Model Editor Tutorial

Skinning The Model

Your mesh is ready, but it has no textures applied to it.But first you need to unwrap your model. Your texture is a 2D image but the mesh is a 3D shape with many faces. Unwrapping means specifying which triangles of the model corresponds to which area of the texture. By unwrapping we create an UV map. Every vertices on your model has a counterpat on the UV map. An UV map looks like this:

Let's see how it's done.

Creating an empty skin

Before you start to work, you need something to work on. Let's create an empty skin. To do that go to Edit->Manage Skins. Skin manager will show up:

Click on the New Skin button and the skin settings window, the window on the right in above screenshot, will appear. Check the Texture box. This will create an 256x256 black skin.

Unwrapping the model

Now we have our blank skin, we can unwrap the model. Make sure you are in the Triangle Mode and select all triangles of the model by either drawing a selection box around it or clicking the Select All button. Then click on the name of your skin in skin manager. In the screenshot above my skin name is "Skin1". While your model is still selected, click on the Set Skin button. It looks like nothing happened. That is because we are yet to specifty an UV map. Now, while your skin is still selected click on the Skin Editor button. The skin editor will appear:

The left part of the skin editor window is where you edit the UV map. We are going to create UV maps for the blade and handle spreately. First the blade of the axe. To work easier, we are going to hide the handle of the axe. At this point you can either close the skin editor, or if you are on a multi-monitor system, you can move it to another monitor. Back in main MED window, switch to Triangle Mode and select one of the trinagles of the handle, then click on the Select Connected . This will select all triangles that are connectted to your selection at the time of using this tool.

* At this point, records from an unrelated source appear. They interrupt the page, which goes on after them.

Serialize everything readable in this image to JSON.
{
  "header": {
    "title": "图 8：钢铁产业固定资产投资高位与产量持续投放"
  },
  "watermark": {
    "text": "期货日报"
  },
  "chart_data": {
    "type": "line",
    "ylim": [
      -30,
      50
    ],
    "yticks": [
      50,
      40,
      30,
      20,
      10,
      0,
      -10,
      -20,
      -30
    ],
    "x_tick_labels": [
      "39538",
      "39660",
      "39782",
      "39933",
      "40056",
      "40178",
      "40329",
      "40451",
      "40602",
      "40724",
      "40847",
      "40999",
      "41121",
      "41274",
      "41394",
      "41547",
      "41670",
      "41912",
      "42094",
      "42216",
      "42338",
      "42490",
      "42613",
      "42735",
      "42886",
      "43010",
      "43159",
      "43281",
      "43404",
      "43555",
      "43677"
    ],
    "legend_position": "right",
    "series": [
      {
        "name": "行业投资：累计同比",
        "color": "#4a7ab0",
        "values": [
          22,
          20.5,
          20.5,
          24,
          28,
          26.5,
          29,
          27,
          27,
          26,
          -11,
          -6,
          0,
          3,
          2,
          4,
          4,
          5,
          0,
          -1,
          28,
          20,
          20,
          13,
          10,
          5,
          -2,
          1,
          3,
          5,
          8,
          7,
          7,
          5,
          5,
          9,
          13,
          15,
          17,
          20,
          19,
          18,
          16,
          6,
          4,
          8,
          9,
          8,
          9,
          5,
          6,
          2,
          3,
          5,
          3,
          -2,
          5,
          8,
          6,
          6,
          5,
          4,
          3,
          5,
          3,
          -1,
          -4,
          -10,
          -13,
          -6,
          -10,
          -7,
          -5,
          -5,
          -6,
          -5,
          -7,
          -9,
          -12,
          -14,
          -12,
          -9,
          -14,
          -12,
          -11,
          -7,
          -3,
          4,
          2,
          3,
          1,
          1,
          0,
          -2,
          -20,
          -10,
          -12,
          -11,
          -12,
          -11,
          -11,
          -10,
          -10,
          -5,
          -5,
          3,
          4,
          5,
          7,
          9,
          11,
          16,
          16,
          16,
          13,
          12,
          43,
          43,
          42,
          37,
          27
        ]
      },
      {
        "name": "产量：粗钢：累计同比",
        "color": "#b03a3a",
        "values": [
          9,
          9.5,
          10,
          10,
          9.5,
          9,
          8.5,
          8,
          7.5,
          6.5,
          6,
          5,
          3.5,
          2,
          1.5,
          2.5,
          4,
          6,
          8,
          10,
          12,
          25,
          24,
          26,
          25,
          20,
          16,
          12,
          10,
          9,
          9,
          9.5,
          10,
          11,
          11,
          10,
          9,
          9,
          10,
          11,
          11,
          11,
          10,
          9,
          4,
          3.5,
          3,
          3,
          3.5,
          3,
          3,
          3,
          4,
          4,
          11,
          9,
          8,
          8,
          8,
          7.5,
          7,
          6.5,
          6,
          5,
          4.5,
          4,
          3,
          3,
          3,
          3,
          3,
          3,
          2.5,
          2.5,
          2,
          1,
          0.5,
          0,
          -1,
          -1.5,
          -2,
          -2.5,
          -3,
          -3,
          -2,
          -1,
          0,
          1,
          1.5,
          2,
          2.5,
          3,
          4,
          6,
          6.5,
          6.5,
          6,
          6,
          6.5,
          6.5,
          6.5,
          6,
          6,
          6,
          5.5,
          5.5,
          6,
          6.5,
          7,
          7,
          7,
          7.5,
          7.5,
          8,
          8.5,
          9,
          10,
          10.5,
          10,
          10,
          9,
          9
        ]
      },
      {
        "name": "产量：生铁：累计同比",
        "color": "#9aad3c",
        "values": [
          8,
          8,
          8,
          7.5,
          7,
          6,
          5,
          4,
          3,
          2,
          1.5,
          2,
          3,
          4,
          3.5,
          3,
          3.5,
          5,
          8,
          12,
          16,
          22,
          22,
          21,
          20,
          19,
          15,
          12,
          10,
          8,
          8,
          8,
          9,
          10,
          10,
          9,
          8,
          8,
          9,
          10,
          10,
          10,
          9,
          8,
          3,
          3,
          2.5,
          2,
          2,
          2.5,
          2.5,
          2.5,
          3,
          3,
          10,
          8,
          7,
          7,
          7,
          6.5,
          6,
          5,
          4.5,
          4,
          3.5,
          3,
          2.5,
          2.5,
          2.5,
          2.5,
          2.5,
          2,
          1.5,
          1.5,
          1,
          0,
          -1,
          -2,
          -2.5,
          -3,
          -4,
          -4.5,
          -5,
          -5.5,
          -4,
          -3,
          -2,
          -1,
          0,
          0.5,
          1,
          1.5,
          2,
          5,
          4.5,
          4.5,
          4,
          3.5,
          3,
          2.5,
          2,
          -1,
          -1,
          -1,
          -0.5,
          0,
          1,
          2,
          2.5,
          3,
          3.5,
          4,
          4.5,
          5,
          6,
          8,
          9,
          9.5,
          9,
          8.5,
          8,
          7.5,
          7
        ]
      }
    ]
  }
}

Now that the all triangles of the handle are selected, click on the Hide Selected button. Only remaining visible part of the mesh is now the blade of the axe:

Now select only the top and the bottom faces of the blade, but not the front and back:

Note that you can add new triangles to your current selection by holding CTRL key while selecting, or remove triangles from selection by holding SHIFT key. These keys work both with single click selection and selecting by drawing a selection box. Now if you are done with selecting,make sure Skin Editor is visible somewhere on the screen. If you are closed it open it back by the steps explained above or by going to File->Skin Editor. If the Skin Editor is now on your sight, go to Edit->Create 6 Sided Mapping. You will be presented a small window which asks from which side you want to project your model on the 2D surface:

Remember we selected top and bottom sides of the blade? Now select the Top option and click OK. Do not just close the window, select the Bottom option this time and click OK again. You can now close the window. Did you see what happened in the Skin Editor? Your model is projected on the the skin from top and bottom. Because that the bottom triangles are facing down, they are not projected when you select the top option, this is why we are doing it also for bottom. Now you have this in the Skin Editor:

It does not look very good, and it cover alot of space. Besides, we want to use same texture for the both sides of the blade but we dont want to paint texture twice. Even if copy and paste that would be waste of space on the UV map. Therefore we are going to make them overlap and scale them down a little. Now switch the Selection Tool in the Skin Editor window. And select only one of the pairs and by using the Move tool, move the one on the other. Note that you can restrict movement by clicking on the Restrict icon. It will toggle restriction modes on each click. Now if you made them overlap, select them all by drawing a selection box around it and scale them down. And place it somewhere proper on the skin. Do not forget to lift the restriction. You should have something like this:

Repeat the same steps for the front and back sides of the blade and the handle of the axe. To start working on the handle, make sure you made it visible by click on the Show All button.

While you are repeating the steps for the handle you will notice that one of the top/bottom sides is flipped:

To easily fix that,in skin editor window, select one of the triangles from either of them, and click on the Select Connected button. Now that the flipped one is selected restrict editing to vertical axis by clicking on the Restrict button. Then click on the Mirror button:

Then overlap themas explained above.

Now that you have your UV map ready, you can start painting a texture for your model in your favorite image editing program. Unfortunately this tutorial does not cover how to paint textures, however you cand find plenty of tutorials on the internet that explains how to create textures with the image editing software you are using. To make your easy, you can create a template for your texture by filling triangles with diffrent color and outlines using the Fill tool and the color palette located at the bottom of the skin editor window. I created this as a template to know which part of the skin is where and to work easier with my image editing software:

After creating your template texture, you can export it to an image format that is readable by your image editing software by going to File->Export->Current Image to BMP from the skin editor window. I painted this texture for the axe:

It looks like this in the MED's 3D viewport:


Congragulations! You have just finished your first model in MED!